The Left Hand of Darkness, Ursula K. LeGuin 27 February 2017

1969 Hugo- and Nebula-award-winning science fiction. Genly Ai is a human emissary to the world of Winter, sent to bring it into star-travelling civilisation. The natives change gender as part of their life cycle. And this is a problem for him.

This is a book I've always found tough going, but not for the bits most people do. Other readers have reported bogging down in the legends, but I really liked them and could have done with more; it's the core story that dragged for me, as the native lord Estraven slowly, slowly breaks down Genly Ai's preoccupation with the gender binary. Yes, I get the message, you can stop pounding it in now, especially since you've contrived this entire situation just to make your Message the inevitably right answer. (This is, in fact, the best way to get me to change my views away from the author's favoured attitude; I get stubborn.)
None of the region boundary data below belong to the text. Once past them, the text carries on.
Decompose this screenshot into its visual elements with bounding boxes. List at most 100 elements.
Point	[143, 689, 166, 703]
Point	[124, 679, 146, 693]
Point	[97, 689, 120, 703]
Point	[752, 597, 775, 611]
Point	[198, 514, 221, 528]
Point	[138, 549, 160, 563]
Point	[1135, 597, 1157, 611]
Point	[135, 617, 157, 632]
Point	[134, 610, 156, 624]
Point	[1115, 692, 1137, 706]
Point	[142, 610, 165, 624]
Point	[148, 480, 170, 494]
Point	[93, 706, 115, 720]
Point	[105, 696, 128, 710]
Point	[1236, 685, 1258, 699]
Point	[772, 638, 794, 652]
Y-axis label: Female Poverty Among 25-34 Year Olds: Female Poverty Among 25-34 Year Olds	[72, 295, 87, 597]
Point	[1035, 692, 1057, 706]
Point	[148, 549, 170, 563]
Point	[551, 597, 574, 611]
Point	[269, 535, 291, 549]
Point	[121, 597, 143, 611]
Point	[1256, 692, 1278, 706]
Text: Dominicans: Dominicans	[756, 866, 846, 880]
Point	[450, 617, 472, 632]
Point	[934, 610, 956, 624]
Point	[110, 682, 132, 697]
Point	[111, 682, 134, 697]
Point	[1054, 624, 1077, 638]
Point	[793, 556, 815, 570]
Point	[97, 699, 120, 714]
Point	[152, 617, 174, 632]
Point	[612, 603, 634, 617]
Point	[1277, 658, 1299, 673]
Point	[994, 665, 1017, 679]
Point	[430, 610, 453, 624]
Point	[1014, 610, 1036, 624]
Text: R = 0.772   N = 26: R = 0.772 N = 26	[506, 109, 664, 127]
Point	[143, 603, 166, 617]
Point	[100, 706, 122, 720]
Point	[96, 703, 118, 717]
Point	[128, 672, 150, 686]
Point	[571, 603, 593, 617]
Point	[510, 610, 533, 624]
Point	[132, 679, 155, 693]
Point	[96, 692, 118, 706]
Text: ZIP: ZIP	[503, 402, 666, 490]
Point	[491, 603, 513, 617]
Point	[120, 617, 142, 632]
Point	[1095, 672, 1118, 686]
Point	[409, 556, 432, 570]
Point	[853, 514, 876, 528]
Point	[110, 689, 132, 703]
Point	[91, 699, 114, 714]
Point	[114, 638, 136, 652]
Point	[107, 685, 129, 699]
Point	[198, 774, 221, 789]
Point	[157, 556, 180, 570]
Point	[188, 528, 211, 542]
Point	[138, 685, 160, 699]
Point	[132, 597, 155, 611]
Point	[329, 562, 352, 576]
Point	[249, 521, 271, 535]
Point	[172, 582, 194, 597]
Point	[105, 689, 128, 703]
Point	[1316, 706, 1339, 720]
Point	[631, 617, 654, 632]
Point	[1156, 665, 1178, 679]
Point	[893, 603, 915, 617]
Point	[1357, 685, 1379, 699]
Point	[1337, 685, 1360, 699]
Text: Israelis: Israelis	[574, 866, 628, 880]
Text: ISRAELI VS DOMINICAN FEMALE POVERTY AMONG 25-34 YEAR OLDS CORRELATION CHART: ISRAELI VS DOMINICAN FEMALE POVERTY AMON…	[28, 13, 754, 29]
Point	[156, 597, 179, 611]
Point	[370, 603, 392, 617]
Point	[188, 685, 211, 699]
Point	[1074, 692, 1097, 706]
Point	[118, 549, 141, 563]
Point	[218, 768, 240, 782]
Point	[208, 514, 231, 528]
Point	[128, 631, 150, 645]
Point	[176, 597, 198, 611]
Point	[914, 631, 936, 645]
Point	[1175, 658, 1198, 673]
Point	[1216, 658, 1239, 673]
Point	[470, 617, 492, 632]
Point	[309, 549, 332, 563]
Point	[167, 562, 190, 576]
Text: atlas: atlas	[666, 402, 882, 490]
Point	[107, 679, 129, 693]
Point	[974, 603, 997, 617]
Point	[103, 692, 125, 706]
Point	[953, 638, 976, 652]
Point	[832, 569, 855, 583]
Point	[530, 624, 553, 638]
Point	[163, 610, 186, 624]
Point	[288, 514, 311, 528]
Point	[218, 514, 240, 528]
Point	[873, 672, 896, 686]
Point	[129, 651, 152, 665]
Much like 1965's Dune, there's precious little science in this science fiction. If the gender changing were explained as magic rather than hormones it wouldn't make any difference to the story. However, for a supposedly feminist book this is chock full of what we'd now call gender essentialism: any female anywhere will interact with the world this way, any male anywhere will do it that way, and culture, even the enlightened culture of galactic civilisation, is irrelevant: it's all pre-determined. "A man wants his virility regarded, a woman wants her femininity appreciated, however indirect and subtle the indications of regard and appreciation." And the only possible way to get away from that is to be a sex-changing alien!

In 1969, soft science fiction was a new and growing trend within SF; books that suggested that the Big Interstellar Polity (probably an empire) might have something to learn from the natives were unusual; books that suggested that people might be impermanently-gendered but still people were un-heard-of. These things are all now embedded in our mental and cultural lexica, in large part because of the success and popularity of this book, but as a result a book that rests so heavily on presenting them as a new idea tends in my mind to flop a bit.

Reread for Neil Bowers' Hugo-Nebula Joint Winners Reread.